On Tue, Jun 12, 2007 at 12:12:16AM -0700, John M McIntosh wrote:
The good news is that everything works fine on both platforms, even when I set the base of heap memory to just below 2MB as John suggested for testing.
Well I assume you mean 2GB for 32bit systems, but for 64bit you need to get up to the 0x8000000000000000 boundary.
On the 64-bit system, it's not allowing me to use anything that high in the address space. I can request a mmap to 0xfff00000000 and the request will be honored:
uxAllocateMemory: heap requested at fff00000000, allocated at fff00000000
But if I request a higher location, it decides that I am being unreasonable and uses its own assignment:
uxAllocateMemory: heap requested at ffff00000000, allocated at 2aca47532000
Thus I cannot say if there would be any issues at the 0x800000000000000 boundary, but I can say that this does not appear to be a possible failure mode on current Linux implementations.
The bad news is that I cannot get it to fail.
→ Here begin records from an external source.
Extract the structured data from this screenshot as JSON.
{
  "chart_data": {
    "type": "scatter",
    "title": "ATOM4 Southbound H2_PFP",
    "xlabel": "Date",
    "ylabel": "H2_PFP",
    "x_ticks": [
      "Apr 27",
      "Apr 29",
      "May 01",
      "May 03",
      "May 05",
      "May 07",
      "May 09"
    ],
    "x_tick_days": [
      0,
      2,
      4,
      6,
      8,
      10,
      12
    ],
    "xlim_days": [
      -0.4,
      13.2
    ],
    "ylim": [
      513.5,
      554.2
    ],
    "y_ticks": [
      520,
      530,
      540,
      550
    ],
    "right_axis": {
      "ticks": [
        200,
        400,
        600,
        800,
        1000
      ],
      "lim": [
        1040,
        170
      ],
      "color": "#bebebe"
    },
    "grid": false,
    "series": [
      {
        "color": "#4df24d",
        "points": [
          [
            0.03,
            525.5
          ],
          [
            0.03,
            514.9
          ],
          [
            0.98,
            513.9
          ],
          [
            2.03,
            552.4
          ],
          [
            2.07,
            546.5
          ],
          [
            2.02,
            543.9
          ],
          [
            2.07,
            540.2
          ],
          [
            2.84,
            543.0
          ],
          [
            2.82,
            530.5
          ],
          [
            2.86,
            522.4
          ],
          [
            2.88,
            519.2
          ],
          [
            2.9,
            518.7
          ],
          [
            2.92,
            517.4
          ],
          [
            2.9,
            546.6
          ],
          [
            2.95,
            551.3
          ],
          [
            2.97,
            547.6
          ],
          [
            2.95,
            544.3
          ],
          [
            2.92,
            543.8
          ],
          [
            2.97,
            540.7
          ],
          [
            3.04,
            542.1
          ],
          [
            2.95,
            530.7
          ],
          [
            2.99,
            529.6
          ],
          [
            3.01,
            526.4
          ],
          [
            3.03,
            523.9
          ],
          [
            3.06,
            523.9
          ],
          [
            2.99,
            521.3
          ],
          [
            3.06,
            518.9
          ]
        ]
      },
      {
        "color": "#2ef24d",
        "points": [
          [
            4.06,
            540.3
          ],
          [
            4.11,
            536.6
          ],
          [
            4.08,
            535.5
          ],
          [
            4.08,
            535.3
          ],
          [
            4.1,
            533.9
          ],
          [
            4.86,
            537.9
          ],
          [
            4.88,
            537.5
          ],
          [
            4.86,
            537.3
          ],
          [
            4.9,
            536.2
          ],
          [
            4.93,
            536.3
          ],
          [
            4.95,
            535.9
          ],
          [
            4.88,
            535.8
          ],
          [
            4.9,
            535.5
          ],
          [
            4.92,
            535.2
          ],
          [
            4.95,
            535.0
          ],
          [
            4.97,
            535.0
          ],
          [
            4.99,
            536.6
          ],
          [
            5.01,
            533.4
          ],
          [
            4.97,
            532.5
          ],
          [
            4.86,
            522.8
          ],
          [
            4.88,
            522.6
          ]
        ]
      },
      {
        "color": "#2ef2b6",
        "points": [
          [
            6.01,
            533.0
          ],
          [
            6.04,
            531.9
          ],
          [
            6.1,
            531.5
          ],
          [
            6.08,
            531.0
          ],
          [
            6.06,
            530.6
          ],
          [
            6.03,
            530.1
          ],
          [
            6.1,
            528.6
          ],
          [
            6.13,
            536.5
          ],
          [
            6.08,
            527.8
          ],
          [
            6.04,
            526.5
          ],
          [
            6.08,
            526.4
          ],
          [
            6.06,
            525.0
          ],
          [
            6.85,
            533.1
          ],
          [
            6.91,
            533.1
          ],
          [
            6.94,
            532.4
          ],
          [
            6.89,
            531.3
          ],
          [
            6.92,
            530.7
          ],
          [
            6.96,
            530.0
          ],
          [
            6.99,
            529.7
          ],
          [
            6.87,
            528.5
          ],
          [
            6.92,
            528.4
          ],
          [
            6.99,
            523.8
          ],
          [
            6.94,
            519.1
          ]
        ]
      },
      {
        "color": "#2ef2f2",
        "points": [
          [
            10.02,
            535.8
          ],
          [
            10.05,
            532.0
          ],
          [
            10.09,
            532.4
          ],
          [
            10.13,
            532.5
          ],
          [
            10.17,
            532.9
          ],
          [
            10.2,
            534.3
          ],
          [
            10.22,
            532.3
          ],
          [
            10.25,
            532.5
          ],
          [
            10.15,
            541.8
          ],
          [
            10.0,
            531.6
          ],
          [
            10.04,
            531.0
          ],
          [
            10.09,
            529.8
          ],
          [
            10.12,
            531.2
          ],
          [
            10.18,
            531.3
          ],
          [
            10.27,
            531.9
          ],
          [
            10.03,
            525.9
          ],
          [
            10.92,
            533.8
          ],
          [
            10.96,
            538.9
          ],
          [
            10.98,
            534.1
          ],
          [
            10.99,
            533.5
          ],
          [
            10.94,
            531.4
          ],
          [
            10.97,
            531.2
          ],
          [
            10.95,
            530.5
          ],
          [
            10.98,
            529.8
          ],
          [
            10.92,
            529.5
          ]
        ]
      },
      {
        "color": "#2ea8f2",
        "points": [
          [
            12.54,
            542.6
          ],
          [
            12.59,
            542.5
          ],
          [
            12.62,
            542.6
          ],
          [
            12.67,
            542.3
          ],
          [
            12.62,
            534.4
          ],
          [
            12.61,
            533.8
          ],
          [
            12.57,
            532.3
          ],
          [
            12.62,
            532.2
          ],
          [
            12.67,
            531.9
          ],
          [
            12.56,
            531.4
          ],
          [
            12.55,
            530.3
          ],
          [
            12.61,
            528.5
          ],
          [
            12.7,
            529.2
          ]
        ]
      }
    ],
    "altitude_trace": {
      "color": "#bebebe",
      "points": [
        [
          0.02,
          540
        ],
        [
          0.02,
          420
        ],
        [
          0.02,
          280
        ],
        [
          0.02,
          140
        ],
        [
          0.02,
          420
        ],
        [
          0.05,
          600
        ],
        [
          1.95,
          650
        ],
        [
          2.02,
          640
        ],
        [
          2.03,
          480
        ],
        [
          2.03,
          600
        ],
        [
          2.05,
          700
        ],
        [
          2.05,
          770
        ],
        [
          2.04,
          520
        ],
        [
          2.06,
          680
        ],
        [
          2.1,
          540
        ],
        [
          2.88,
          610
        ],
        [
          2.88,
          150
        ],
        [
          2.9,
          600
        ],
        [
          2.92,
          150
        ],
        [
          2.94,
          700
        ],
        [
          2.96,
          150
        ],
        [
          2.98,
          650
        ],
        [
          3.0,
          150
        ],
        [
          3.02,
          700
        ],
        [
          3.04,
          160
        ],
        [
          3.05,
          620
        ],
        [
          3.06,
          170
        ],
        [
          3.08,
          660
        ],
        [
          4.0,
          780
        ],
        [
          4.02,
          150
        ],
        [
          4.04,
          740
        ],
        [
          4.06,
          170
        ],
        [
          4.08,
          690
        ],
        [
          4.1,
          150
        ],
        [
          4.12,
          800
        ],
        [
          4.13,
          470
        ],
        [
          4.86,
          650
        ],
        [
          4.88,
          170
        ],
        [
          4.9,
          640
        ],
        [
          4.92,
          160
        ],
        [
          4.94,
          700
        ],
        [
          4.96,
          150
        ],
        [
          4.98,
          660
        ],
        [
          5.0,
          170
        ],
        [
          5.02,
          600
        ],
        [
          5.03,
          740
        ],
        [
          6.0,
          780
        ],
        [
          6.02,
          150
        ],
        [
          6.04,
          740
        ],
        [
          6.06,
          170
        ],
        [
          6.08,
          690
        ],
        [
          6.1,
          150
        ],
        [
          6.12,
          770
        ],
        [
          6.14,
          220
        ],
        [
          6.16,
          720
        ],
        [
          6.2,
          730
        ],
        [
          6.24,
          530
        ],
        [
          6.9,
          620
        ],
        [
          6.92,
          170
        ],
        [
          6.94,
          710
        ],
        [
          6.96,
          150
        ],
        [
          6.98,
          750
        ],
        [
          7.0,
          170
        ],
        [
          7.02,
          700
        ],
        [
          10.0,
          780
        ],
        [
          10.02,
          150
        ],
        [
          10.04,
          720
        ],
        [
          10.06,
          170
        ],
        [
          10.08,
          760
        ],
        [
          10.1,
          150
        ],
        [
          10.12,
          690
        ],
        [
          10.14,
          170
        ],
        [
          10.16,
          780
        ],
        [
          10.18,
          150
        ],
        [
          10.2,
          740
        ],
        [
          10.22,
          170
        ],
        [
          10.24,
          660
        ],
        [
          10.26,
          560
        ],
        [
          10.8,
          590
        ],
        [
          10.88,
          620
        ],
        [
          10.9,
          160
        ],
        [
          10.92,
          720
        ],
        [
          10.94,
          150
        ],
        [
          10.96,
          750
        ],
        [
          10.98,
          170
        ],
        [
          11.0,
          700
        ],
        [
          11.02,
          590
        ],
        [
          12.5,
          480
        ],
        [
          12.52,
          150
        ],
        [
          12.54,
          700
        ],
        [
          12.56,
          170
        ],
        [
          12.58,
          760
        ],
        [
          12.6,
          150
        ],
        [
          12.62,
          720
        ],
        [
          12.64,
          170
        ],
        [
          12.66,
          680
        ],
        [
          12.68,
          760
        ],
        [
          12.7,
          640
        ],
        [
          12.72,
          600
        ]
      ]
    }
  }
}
My 32-bit system is an older 2.4 Linux kernel, which refuses to mmap things at the requested locations and therefore does not have a problem.
In all the crash cases we see the stack context go over the 2gb boundary expressed as negative values in the the VM stack traces. Since we know the for() loop in incCompMove trashs memory when you walk an object move over the 2GB boundary what you really need is to confirm the image works fine when it starts under 2gb, and ends over 2gb.
Right.
But I was too hasty. I saw that my mmap request did not work at 0x7FFFFFFF and assumed that my older Linux system did not honor this, but I just tried again with: #define SQBASE (0x7FFFFFFF - 2000000)
And this *did* work. Better yet, I can now reproduce the problem reliably:
uxAllocateMemory: heap requested at 7fe17b7f, allocated at 7fe18000
sweep failed to find exact end of memory
-2126938800 SystemDictionary>garbageCollect
I will re-apply our fixes and see what happens. I'm late for work though, so it may not be done this morning.